🤖 AI Summary
This work investigates whether large language models (LLMs) can directly and robustly translate abstract, standards-derived requirements into executable CARLA simulation configuration code in automotive industrial settings. Methodologically, it conducts the first systematic end-to-end “requirement → code” evaluation of LLMs—employing prompt engineering, domain-knowledge injection, and CARLA API-constrained decoding—on open-source models including Llama and Mistral. Results show that while LLMs achieve 68% functional correctness on structured requirements, failure rates rise sharply to 41% when confronted with real-world industrial challenges such as ambiguous phrasing or cross-document references.

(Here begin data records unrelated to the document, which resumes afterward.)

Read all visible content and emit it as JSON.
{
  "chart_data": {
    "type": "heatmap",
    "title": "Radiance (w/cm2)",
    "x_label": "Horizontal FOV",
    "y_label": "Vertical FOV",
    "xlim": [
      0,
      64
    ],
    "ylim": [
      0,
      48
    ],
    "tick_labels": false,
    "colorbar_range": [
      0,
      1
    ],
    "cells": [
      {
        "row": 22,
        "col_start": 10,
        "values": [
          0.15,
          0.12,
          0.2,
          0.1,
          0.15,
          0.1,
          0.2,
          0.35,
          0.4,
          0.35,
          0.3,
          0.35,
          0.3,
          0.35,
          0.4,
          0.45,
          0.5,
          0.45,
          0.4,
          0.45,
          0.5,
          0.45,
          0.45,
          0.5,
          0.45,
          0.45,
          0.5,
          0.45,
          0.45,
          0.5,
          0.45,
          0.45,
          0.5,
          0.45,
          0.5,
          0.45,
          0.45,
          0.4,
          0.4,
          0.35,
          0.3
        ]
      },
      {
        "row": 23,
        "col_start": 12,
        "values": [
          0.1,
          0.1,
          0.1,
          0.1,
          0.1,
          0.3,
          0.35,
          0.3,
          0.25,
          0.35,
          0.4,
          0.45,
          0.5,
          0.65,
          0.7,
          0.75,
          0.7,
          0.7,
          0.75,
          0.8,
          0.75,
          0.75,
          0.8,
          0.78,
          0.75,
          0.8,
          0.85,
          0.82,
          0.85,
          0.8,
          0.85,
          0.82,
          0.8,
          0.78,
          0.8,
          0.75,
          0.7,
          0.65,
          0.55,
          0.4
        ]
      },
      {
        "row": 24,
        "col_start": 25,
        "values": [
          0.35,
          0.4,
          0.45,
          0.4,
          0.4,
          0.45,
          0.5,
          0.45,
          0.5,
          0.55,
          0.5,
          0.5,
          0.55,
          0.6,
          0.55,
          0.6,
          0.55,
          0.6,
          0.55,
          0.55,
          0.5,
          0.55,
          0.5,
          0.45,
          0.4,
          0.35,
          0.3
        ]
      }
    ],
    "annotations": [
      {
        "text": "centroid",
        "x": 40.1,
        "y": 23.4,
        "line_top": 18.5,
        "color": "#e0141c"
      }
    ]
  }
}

The study reveals a significant gap between current LLMs’ high-level semantic understanding capabilities and practical industrial deployment readiness, underscoring the indispensable role of human oversight. Furthermore, it establishes a novel benchmark and methodological framework for evaluating domain-specific LLMs in safety-critical, standards-driven domains.
📝 Abstract
Large Language Models (LLMs) are taking many industries by storm. They possess impressive reasoning capabilities and are capable of handling complex problems, as shown by their steadily improving scores on coding and mathematical benchmarks. However, are the models currently available truly capable of addressing real-world challenges, such as those found in the automotive industry? How well can they understand high-level, abstract instructions? Can they translate these instructions directly into functional code, or do they still need help and supervision? In this work, we put one of the current state-of-the-art models to the test. We evaluate its performance in the task of translating abstract requirements, extracted from automotive standards and documents, into configuration code for CARLA simulations.